Posted by Unknown on Monday November 14, 2011 @01:15PM from the doesn't-archive-dot-org-do-that dept.

mikejuk writes with an excerpt from an article in I Programmer: "If you have ever thought that you could do a better job than Google but were intimidated by the hardware needed to build a web index, then the Common Crawl Foundation has a solution for you. It has indexed 5 billion web pages, placed the results on Amazon EC2/S3 and invites you to make use of it for free. All you have to do is setup your own Amazon EC2 Hadoop cluster and pay for the time you use it — accessing the data is free. This idea is to open up the whole area of web search to experiment and innovation. So if you want to challenge Google now you can't use the excuse that you can't afford it." Their weblog promises source code for everything eventually. One thing I've always wondered is why no distributed crawlers or search engines have ever come about.

2 of 61 comments (clear)

Min score:

Reason:

Sort:

Re:Saves you on bandwidth by Gumber · 2011-11-14 14:11 · Score: 5, Insightful

Bitch moan, bitch moan. If I had a need for such a dataset, I think I'd be damn grateful that I didn't have to collect it myself.
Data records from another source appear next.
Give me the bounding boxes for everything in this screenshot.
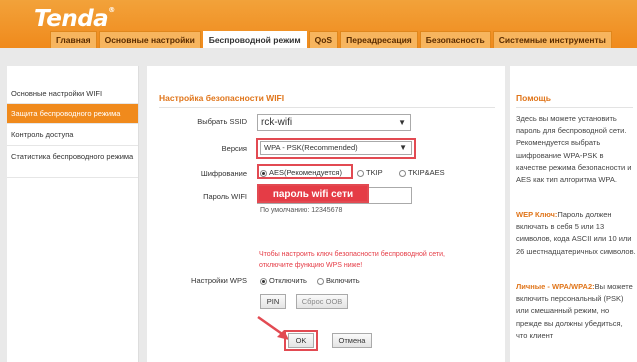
help-paragraph-wpa: Личные - WPA/WPA2:Вы можете включить пер… <box>516 282 633 340</box>
ok-button[interactable]: OK <box>288 333 314 348</box>
main-nav-tabs: Главная Основные настройки Беспроводной … <box>50 31 614 48</box>
reset-oob-button[interactable]: Сброс OOB <box>296 294 348 309</box>
tab-forwarding[interactable]: Переадресация <box>340 31 418 48</box>
wps-label: Настройки WPS <box>191 276 247 285</box>
tab-home[interactable]: Главная <box>50 31 97 48</box>
tab-basic-settings[interactable]: Основные настройки <box>98 31 201 48</box>
cipher-option-tkip[interactable]: TKIP <box>357 168 383 177</box>
wps-option-enable[interactable]: Включить <box>317 276 360 285</box>
main-panel: Настройка безопасности WIFI Выбрать SSID… <box>147 66 505 362</box>
chevron-down-icon: ▼ <box>398 118 406 127</box>
sidebar-item-access-control[interactable]: Контроль доступа <box>7 124 138 146</box>
password-label: Пароль WIFI <box>203 192 247 201</box>
sidebar-item-wifi-basic[interactable]: Основные настройки WIFI <box>7 84 138 104</box>
sidebar: Основные настройки WIFI Защита беспровод… <box>7 66 139 362</box>
wps-option-disable[interactable]: Отключить <box>260 276 307 285</box>
radio-icon <box>260 277 267 285</box>
version-select[interactable]: WPA - PSK(Recommended) ▼ <box>260 141 412 155</box>
radio-icon <box>317 277 324 285</box>
cipher-label: Шифрование <box>200 169 247 178</box>
help-paragraph-intro: Здесь вы можете установить пароль для бе… <box>516 114 632 185</box>
password-default-hint: По умолчанию: 12345678 <box>260 207 343 214</box>
sidebar-item-wireless-security[interactable]: Защита беспроводного режима <box>7 104 138 124</box>
section-title: Настройка безопасности WIFI <box>159 93 285 103</box>
help-title: Помощь <box>516 93 551 103</box>
ssid-select[interactable]: rck-wifi ▼ <box>257 114 411 131</box>
help-panel: Помощь Здесь вы можете установить пароль… <box>510 66 637 362</box>
top-header: Tenda® Главная Основные настройки Беспро… <box>0 0 637 48</box>
chevron-down-icon: ▼ <box>399 143 407 152</box>
help-paragraph-wep: WEP Ключ:Пароль должен включать в себя 5… <box>516 210 636 256</box>
version-label: Версия <box>221 144 247 153</box>
ssid-label: Выбрать SSID <box>197 117 247 126</box>
radio-icon <box>260 169 267 177</box>
wps-warning: Чтобы настроить ключ безопасности беспро… <box>259 251 445 269</box>
tab-security[interactable]: Безопасность <box>419 31 491 48</box>
cancel-button[interactable]: Отмена <box>332 333 372 348</box>
tenda-logo: Tenda® <box>34 6 115 32</box>
section-divider <box>159 107 495 108</box>
cipher-option-aes[interactable]: AES(Рекомендуется) <box>260 168 342 177</box>
help-divider <box>516 107 633 108</box>
tab-qos[interactable]: QoS <box>308 31 339 48</box>
sidebar-item-wireless-stats[interactable]: Статистика беспроводного режима <box>7 146 138 178</box>
radio-icon <box>357 169 364 177</box>
cipher-option-tkip-aes[interactable]: TKIP&AES <box>399 168 445 177</box>
tab-system-tools[interactable]: Системные инструменты <box>492 31 612 48</box>
pin-button[interactable]: PIN <box>260 294 286 309</box>
radio-icon <box>399 169 406 177</box>
password-annotation: пароль wifi сети <box>257 184 369 203</box>
tab-wireless[interactable]: Беспроводной режим <box>202 31 307 48</box>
As for the cost of processing the pages, the article suggests that running a hadoop job on the whole dataset on EC2 might be in the neighborhood of $100. That's not that costly.
Wait, what? by zill · 2011-11-14 14:49 · Score: 5, Interesting

From the article:

It currently consists of an index of 5 billion web pages, their page rank, their link graphs and other metadata, all hosted on Amazon EC2.

The crawl is collated using a MapReduce process, compressed into 100Mbyte ARC files which are then uploaded to S3 storage buckets for you to access. Currently there are between 40,000 and 50,000 filled buckets waiting for you to search.
Each S3 storage bucket is 5TB.

5TB * 40,000 / 5 billion = 42MB/web page

Either they made a typo, my math is wrong, or they started crawling the HD porn sites first. I really hope it's not the latter because 200 petabytes of porn will be the death of so many geeks that the year of Linux on the desktop might never come.